Danny McLauchlan

Personal information
- Full name: Daniel James McLauchlan
- Born: 17 December 1977 (age 48) Sydney, New South Wales, Australia
- Batting: Right-handed
- Bowling: Left-arm fast bowling
- Role: Bowler

Domestic team information
- 2007–2008: Western Australia

Career statistics
| Competition | FC | List A | T20 |
| Matches | 2 | 6 | 6 |
| Runs scored | 25 | 22 | 2 |
| Batting average | 12.50 | 7.33 | 2 |
| 100s/50s | 0/0 | 0/0 | 0/0 |
| Top score | 20* | 18 | 2 |
| Balls bowled | 402 | 336 | 138 |
| Wickets | 8 | 6 | 5 |
| Bowling average | 22.00 | 50.00 | 38.40 |
| 5 wickets in innings | 0 | 0 | 0 |
| 10 wickets in match | 0 | 0 | 0 |
| Best bowling | 4/76 | 4/50 | 1/22 |
| Catches/stumpings | 0/- | 2/- | 2/- |
- Source: ESPN Cricinfo, 12 January 2015

= Danny McLauchlan =

Australian cricketer

Daniel James 'Danny' McLauchlan (born 12 December 1977) is an Australian cricketer.

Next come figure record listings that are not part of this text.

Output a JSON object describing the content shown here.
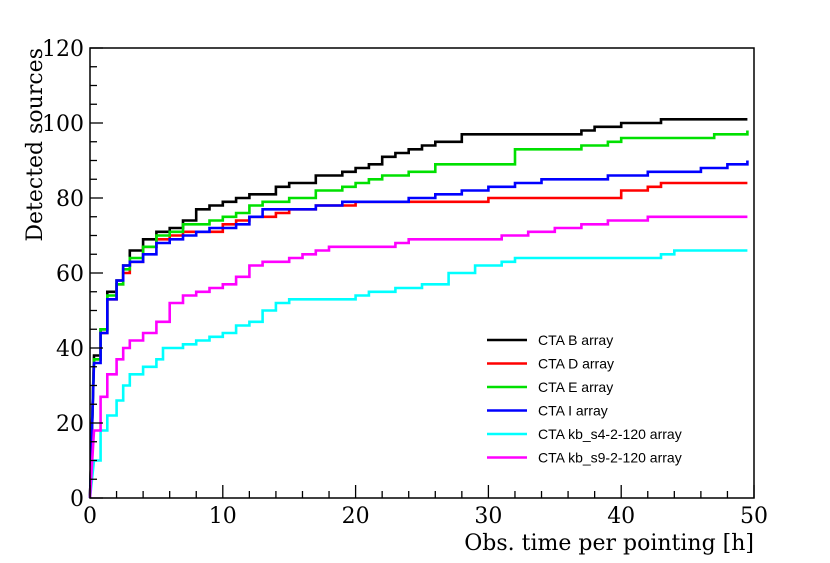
{
  "chart_data": {
    "type": "line",
    "title": "",
    "xlabel": "Obs. time per pointing [h]",
    "ylabel": "Detected sources",
    "xlim": [
      0,
      50
    ],
    "ylim": [
      0,
      120
    ],
    "x_ticks": [
      0,
      10,
      20,
      30,
      40,
      50
    ],
    "y_ticks": [
      0,
      20,
      40,
      60,
      80,
      100,
      120
    ],
    "grid": false,
    "legend_position": "lower-right",
    "series": [
      {
        "name": "CTA B array",
        "color": "#000000",
        "points": [
          [
            0,
            0
          ],
          [
            0.3,
            38
          ],
          [
            0.8,
            45
          ],
          [
            1.3,
            55
          ],
          [
            2,
            58
          ],
          [
            2.5,
            62
          ],
          [
            3,
            66
          ],
          [
            4,
            69
          ],
          [
            5,
            71
          ],
          [
            6,
            72
          ],
          [
            7,
            74
          ],
          [
            8,
            77
          ],
          [
            9,
            78
          ],
          [
            10,
            79
          ],
          [
            11,
            80
          ],
          [
            12,
            81
          ],
          [
            14,
            83
          ],
          [
            15,
            84
          ],
          [
            17,
            86
          ],
          [
            19,
            87
          ],
          [
            20,
            88
          ],
          [
            21,
            89
          ],
          [
            22,
            91
          ],
          [
            23,
            92
          ],
          [
            24,
            93
          ],
          [
            25,
            94
          ],
          [
            26,
            95
          ],
          [
            28,
            97
          ],
          [
            30,
            97
          ],
          [
            33,
            97
          ],
          [
            36,
            97
          ],
          [
            37,
            98
          ],
          [
            38,
            99
          ],
          [
            40,
            100
          ],
          [
            43,
            101
          ],
          [
            49.5,
            101
          ]
        ]
      },
      {
        "name": "CTA D array",
        "color": "#ff0000",
        "points": [
          [
            0,
            0
          ],
          [
            0.3,
            37
          ],
          [
            0.8,
            44
          ],
          [
            1.3,
            53
          ],
          [
            2,
            57
          ],
          [
            2.5,
            60
          ],
          [
            3,
            63
          ],
          [
            4,
            67
          ],
          [
            5,
            69
          ],
          [
            6,
            70
          ],
          [
            7,
            71
          ],
          [
            8,
            71
          ],
          [
            10,
            73
          ],
          [
            11,
            74
          ],
          [
            12,
            75
          ],
          [
            14,
            76
          ],
          [
            15,
            77
          ],
          [
            17,
            78
          ],
          [
            20,
            79
          ],
          [
            25,
            79
          ],
          [
            28,
            79
          ],
          [
            30,
            80
          ],
          [
            35,
            80
          ],
          [
            39,
            80
          ],
          [
            40,
            82
          ],
          [
            42,
            83
          ],
          [
            43,
            84
          ],
          [
            49.5,
            84
          ]
        ]
      },
      {
        "name": "CTA E array",
        "color": "#00e000",
        "points": [
          [
            0,
            0
          ],
          [
            0.3,
            37
          ],
          [
            0.8,
            45
          ],
          [
            1.3,
            54
          ],
          [
            2,
            57
          ],
          [
            2.5,
            61
          ],
          [
            3,
            64
          ],
          [
            4,
            67
          ],
          [
            5,
            70
          ],
          [
            6,
            71
          ],
          [
            7,
            73
          ],
          [
            9,
            74
          ],
          [
            10,
            75
          ],
          [
            11,
            76
          ],
          [
            12,
            78
          ],
          [
            13,
            79
          ],
          [
            15,
            80
          ],
          [
            17,
            82
          ],
          [
            19,
            83
          ],
          [
            20,
            84
          ],
          [
            21,
            85
          ],
          [
            22,
            86
          ],
          [
            24,
            87
          ],
          [
            26,
            89
          ],
          [
            30,
            89
          ],
          [
            32,
            93
          ],
          [
            36,
            93
          ],
          [
            37,
            94
          ],
          [
            39,
            95
          ],
          [
            40,
            96
          ],
          [
            47,
            97
          ],
          [
            49.5,
            98
          ]
        ]
      },
      {
        "name": "CTA I array",
        "color": "#0000ff",
        "points": [
          [
            0,
            0
          ],
          [
            0.3,
            36
          ],
          [
            0.8,
            44
          ],
          [
            1.3,
            53
          ],
          [
            2,
            58
          ],
          [
            2.5,
            62
          ],
          [
            3,
            63
          ],
          [
            4,
            65
          ],
          [
            5,
            68
          ],
          [
            6,
            69
          ],
          [
            7,
            70
          ],
          [
            8,
            71
          ],
          [
            9,
            72
          ],
          [
            10,
            72
          ],
          [
            11,
            73
          ],
          [
            12,
            75
          ],
          [
            13,
            77
          ],
          [
            16,
            77
          ],
          [
            17,
            78
          ],
          [
            19,
            79
          ],
          [
            21,
            79
          ],
          [
            24,
            80
          ],
          [
            26,
            81
          ],
          [
            28,
            82
          ],
          [
            30,
            83
          ],
          [
            32,
            84
          ],
          [
            34,
            85
          ],
          [
            37,
            85
          ],
          [
            39,
            86
          ],
          [
            42,
            87
          ],
          [
            46,
            88
          ],
          [
            48,
            89
          ],
          [
            49.5,
            90
          ]
        ]
      },
      {
        "name": "CTA kb_s4-2-120 array",
        "color": "#00ffff",
        "points": [
          [
            0,
            0
          ],
          [
            0.3,
            10
          ],
          [
            0.8,
            18
          ],
          [
            1.3,
            22
          ],
          [
            2,
            26
          ],
          [
            2.5,
            30
          ],
          [
            3,
            33
          ],
          [
            4,
            35
          ],
          [
            5,
            37
          ],
          [
            5.5,
            40
          ],
          [
            7,
            41
          ],
          [
            8,
            42
          ],
          [
            9,
            43
          ],
          [
            10,
            44
          ],
          [
            11,
            46
          ],
          [
            12,
            47
          ],
          [
            13,
            50
          ],
          [
            14,
            52
          ],
          [
            15,
            53
          ],
          [
            19,
            53
          ],
          [
            20,
            54
          ],
          [
            21,
            55
          ],
          [
            23,
            56
          ],
          [
            25,
            57
          ],
          [
            27,
            60
          ],
          [
            29,
            62
          ],
          [
            31,
            63
          ],
          [
            32,
            64
          ],
          [
            36,
            64
          ],
          [
            40,
            64
          ],
          [
            43,
            65
          ],
          [
            44,
            66
          ],
          [
            49.5,
            66
          ]
        ]
      },
      {
        "name": "CTA kb_s9-2-120 array",
        "color": "#ff00ff",
        "points": [
          [
            0,
            0
          ],
          [
            0.3,
            18
          ],
          [
            0.8,
            27
          ],
          [
            1.3,
            33
          ],
          [
            2,
            37
          ],
          [
            2.5,
            40
          ],
          [
            3,
            42
          ],
          [
            4,
            44
          ],
          [
            5,
            47
          ],
          [
            6,
            52
          ],
          [
            7,
            54
          ],
          [
            8,
            55
          ],
          [
            9,
            56
          ],
          [
            10,
            57
          ],
          [
            11,
            59
          ],
          [
            12,
            62
          ],
          [
            13,
            63
          ],
          [
            15,
            64
          ],
          [
            16,
            65
          ],
          [
            17,
            66
          ],
          [
            18,
            67
          ],
          [
            22,
            67
          ],
          [
            23,
            68
          ],
          [
            24,
            69
          ],
          [
            29,
            69
          ],
          [
            31,
            70
          ],
          [
            33,
            71
          ],
          [
            35,
            72
          ],
          [
            37,
            73
          ],
          [
            39,
            74
          ],
          [
            42,
            75
          ],
          [
            49.5,
            75
          ]
        ]
      }
    ]
  }
}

Originally from Sydney, New South Wales, McLauchlan was a member of the Australia Under-19 cricket team that toured Pakistan in March 1997 and played in two Under-19 Tests and an Under-19 One Day International. He moved to Western Australia and was selected to play in the final two 2006–07 Pura Cup season, taking 4 wickets for 76 runs in his first-class cricket debut.

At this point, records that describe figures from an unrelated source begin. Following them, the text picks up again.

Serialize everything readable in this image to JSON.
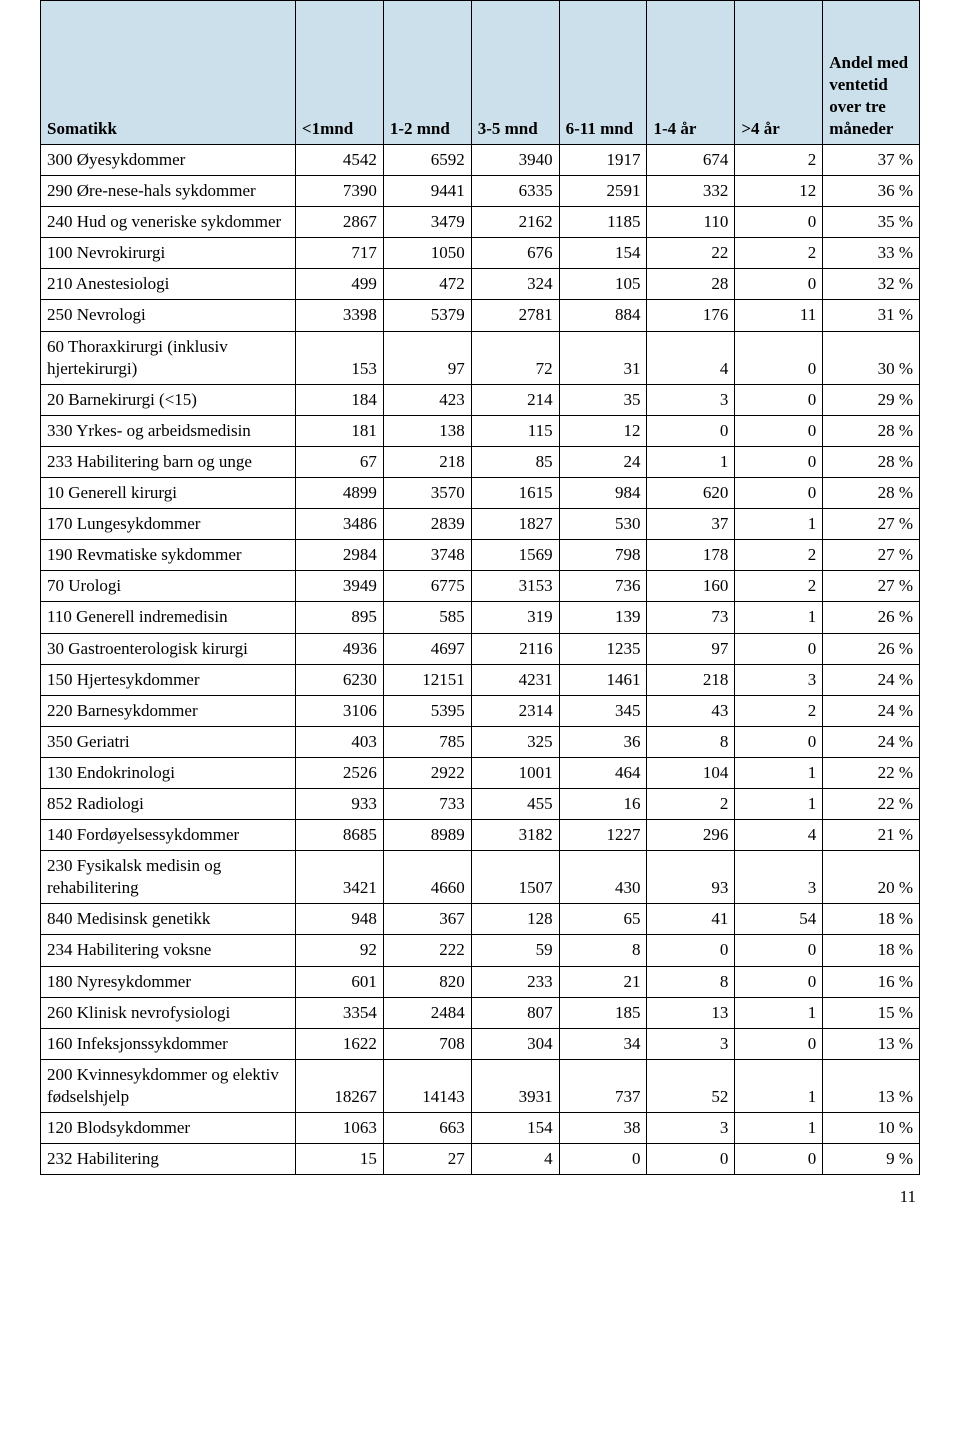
{
  "page_number": "11",
  "table": {
    "header_bg": "#cce0eb",
    "border_color": "#000000",
    "font": "Times New Roman",
    "columns": [
      "Somatikk",
      "<1mnd",
      "1-2 mnd",
      "3-5 mnd",
      "6-11 mnd",
      "1-4 år",
      ">4 år",
      "Andel med ventetid over tre måneder"
    ],
    "rows": [
      [
        "300 Øyesykdommer",
        "4542",
        "6592",
        "3940",
        "1917",
        "674",
        "2",
        "37 %"
      ],
      [
        "290 Øre-nese-hals sykdommer",
        "7390",
        "9441",
        "6335",
        "2591",
        "332",
        "12",
        "36 %"
      ],
      [
        "240 Hud og veneriske sykdommer",
        "2867",
        "3479",
        "2162",
        "1185",
        "110",
        "0",
        "35 %"
      ],
      [
        "100 Nevrokirurgi",
        "717",
        "1050",
        "676",
        "154",
        "22",
        "2",
        "33 %"
      ],
      [
        "210 Anestesiologi",
        "499",
        "472",
        "324",
        "105",
        "28",
        "0",
        "32 %"
      ],
      [
        "250 Nevrologi",
        "3398",
        "5379",
        "2781",
        "884",
        "176",
        "11",
        "31 %"
      ],
      [
        "60 Thoraxkirurgi (inklusiv hjertekirurgi)",
        "153",
        "97",
        "72",
        "31",
        "4",
        "0",
        "30 %"
      ],
      [
        "20 Barnekirurgi (<15)",
        "184",
        "423",
        "214",
        "35",
        "3",
        "0",
        "29 %"
      ],
      [
        "330 Yrkes- og arbeidsmedisin",
        "181",
        "138",
        "115",
        "12",
        "0",
        "0",
        "28 %"
      ],
      [
        "233 Habilitering barn og unge",
        "67",
        "218",
        "85",
        "24",
        "1",
        "0",
        "28 %"
      ],
      [
        "10 Generell kirurgi",
        "4899",
        "3570",
        "1615",
        "984",
        "620",
        "0",
        "28 %"
      ],
      [
        "170 Lungesykdommer",
        "3486",
        "2839",
        "1827",
        "530",
        "37",
        "1",
        "27 %"
      ],
      [
        "190 Revmatiske sykdommer",
        "2984",
        "3748",
        "1569",
        "798",
        "178",
        "2",
        "27 %"
      ],
      [
        "70 Urologi",
        "3949",
        "6775",
        "3153",
        "736",
        "160",
        "2",
        "27 %"
      ],
      [
        "110 Generell indremedisin",
        "895",
        "585",
        "319",
        "139",
        "73",
        "1",
        "26 %"
      ],
      [
        "30 Gastroenterologisk kirurgi",
        "4936",
        "4697",
        "2116",
        "1235",
        "97",
        "0",
        "26 %"
      ],
      [
        "150 Hjertesykdommer",
        "6230",
        "12151",
        "4231",
        "1461",
        "218",
        "3",
        "24 %"
      ],
      [
        "220 Barnesykdommer",
        "3106",
        "5395",
        "2314",
        "345",
        "43",
        "2",
        "24 %"
      ],
      [
        "350 Geriatri",
        "403",
        "785",
        "325",
        "36",
        "8",
        "0",
        "24 %"
      ],
      [
        "130 Endokrinologi",
        "2526",
        "2922",
        "1001",
        "464",
        "104",
        "1",
        "22 %"
      ],
      [
        "852 Radiologi",
        "933",
        "733",
        "455",
        "16",
        "2",
        "1",
        "22 %"
      ],
      [
        "140 Fordøyelsessykdommer",
        "8685",
        "8989",
        "3182",
        "1227",
        "296",
        "4",
        "21 %"
      ],
      [
        "230 Fysikalsk medisin og rehabilitering",
        "3421",
        "4660",
        "1507",
        "430",
        "93",
        "3",
        "20 %"
      ],
      [
        "840 Medisinsk genetikk",
        "948",
        "367",
        "128",
        "65",
        "41",
        "54",
        "18 %"
      ],
      [
        "234 Habilitering voksne",
        "92",
        "222",
        "59",
        "8",
        "0",
        "0",
        "18 %"
      ],
      [
        "180 Nyresykdommer",
        "601",
        "820",
        "233",
        "21",
        "8",
        "0",
        "16 %"
      ],
      [
        "260 Klinisk nevrofysiologi",
        "3354",
        "2484",
        "807",
        "185",
        "13",
        "1",
        "15 %"
      ],
      [
        "160 Infeksjonssykdommer",
        "1622",
        "708",
        "304",
        "34",
        "3",
        "0",
        "13 %"
      ],
      [
        "200 Kvinnesykdommer og elektiv fødselshjelp",
        "18267",
        "14143",
        "3931",
        "737",
        "52",
        "1",
        "13 %"
      ],
      [
        "120 Blodsykdommer",
        "1063",
        "663",
        "154",
        "38",
        "3",
        "1",
        "10 %"
      ],
      [
        "232 Habilitering",
        "15",
        "27",
        "4",
        "0",
        "0",
        "0",
        "9 %"
      ]
    ]
  }
}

McLauchlan was contracted with Western Australia for the 2007/08 season, after his impressive debut performance and performing well for Western Australian Grade Cricket team Scarborough Cricket Club throughout the previous summer.

He played a number of List A and Twenty20 games for Western Australia during the 2007/08 season, but was not offered a contract for 2008/09.

Returning to Sydney, he continued to play cricket in the Sydney Cricket Association, but has (at the end of season 2014/15) been suspended a record ten times for a wide range of Code of Conduct breaches mostly involving crude and/or offensive verbal attacks on opposing players and umpires. At the end of the 2014/15 season McLaughlan moved away from Sydney Grade Cricket taking up a role playing in the First Grade competition in Newcastle. Within only a few games of that season's start he was once again in hot water with match officials being cited for a range of abuse of umpire issues.